Polymer electrolyte membrane fuel cells are a promising technology for renewable
power generation within various sectors, such as stationary power generation and
heavy-duty mobile applications, due to their high energy conversion efficiency
and lack of pollutant or carbon emissions. Despite these advantages, fuel cell
adoption remains limited, partly due to the low durability, falling behind
regulatory targets. With advancements being made across all components in fuel
cell design in recent years, uniform flow distribution was identified as a key
parameter for the longevity of fuel cells, requiring only small deviations
within a few percent to prevent reactant shortages, localized hot spots, and
cell failures. In commercially sized fuel cells, gas distribution zones using
different architectures such as circular dots, shunts, or guide vanes are
employed to optimize flow distribution.
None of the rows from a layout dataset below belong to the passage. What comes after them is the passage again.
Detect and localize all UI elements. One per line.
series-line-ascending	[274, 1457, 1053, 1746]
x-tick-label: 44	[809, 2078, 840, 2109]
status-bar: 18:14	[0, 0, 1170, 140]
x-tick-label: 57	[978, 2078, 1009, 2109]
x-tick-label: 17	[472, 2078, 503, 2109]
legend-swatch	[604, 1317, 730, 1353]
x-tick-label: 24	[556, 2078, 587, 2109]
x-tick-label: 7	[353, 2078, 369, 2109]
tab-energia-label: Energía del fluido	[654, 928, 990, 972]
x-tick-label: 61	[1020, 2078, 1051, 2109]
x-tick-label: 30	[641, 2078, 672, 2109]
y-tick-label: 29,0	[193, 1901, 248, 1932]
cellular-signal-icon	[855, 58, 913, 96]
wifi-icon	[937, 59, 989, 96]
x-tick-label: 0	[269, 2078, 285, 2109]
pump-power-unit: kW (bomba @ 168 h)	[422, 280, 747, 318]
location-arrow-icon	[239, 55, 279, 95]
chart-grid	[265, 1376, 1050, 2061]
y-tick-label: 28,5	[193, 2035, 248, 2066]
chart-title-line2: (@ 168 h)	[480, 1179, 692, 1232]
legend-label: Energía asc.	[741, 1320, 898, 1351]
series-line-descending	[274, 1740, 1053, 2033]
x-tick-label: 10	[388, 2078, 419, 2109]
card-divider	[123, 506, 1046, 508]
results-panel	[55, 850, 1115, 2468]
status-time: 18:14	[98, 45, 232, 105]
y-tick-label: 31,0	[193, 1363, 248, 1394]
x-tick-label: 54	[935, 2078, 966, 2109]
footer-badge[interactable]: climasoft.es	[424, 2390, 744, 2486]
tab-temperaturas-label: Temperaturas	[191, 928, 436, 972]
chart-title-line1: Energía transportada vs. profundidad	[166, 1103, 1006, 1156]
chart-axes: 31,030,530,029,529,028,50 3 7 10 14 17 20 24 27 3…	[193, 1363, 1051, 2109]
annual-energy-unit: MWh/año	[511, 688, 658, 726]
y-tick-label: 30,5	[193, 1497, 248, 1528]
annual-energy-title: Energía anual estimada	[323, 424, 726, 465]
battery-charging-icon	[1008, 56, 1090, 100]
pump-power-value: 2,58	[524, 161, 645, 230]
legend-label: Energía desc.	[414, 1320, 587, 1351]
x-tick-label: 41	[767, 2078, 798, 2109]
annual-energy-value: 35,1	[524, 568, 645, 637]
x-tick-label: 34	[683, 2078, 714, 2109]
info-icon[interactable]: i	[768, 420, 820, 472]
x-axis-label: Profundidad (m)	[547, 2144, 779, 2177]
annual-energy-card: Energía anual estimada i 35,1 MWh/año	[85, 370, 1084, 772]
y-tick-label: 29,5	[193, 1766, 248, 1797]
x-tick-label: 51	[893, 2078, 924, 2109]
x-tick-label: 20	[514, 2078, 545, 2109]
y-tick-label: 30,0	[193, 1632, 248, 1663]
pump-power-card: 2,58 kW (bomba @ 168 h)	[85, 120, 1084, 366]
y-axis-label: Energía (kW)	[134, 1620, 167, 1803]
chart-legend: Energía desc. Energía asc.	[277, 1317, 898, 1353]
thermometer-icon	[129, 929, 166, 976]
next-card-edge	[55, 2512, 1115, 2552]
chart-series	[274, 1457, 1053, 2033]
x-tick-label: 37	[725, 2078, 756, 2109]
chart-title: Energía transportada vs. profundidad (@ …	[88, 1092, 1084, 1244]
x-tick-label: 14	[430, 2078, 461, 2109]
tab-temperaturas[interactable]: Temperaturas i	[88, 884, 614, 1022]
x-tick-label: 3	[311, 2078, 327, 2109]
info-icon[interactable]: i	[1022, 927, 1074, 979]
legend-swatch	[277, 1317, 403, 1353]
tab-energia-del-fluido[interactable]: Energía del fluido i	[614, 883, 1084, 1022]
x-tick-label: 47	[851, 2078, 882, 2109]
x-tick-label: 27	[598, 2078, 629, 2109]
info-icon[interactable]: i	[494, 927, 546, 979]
This study investigates circular dot
matrix gas distribution zones using a newly developed parametric CFD model
incorporating 20 design parameters. Through the elementary effects method, the
distribution zone height is identified as a key parameter for optimizing the
flow distribution. A full factorial analysis reveals that optimizing the
distribution zone height can achieve similar improvements in flow distribution
as increasing the zone length, while also reducing pressure drop, leading to
reduced parasitic losses on system level. Specifically, raising the distribution
zone height by 0.25 mm is as effective as extending its length by 10 mm in
achieving uniform flow distribution, but with the added benefit of a 15 mbar
lower pressure drop. Further comparisons with established parameters, such as
dot count and spacing, are conducted. Interactions between active area size,
current density, flow uniformity, and pressure drop are examined, revealing that
larger active areas can improve flow distribution. These findings highlight the
potential for adopting fuel cells in high-power applications and demonstrate the
versatility of the developed parametric CFD model.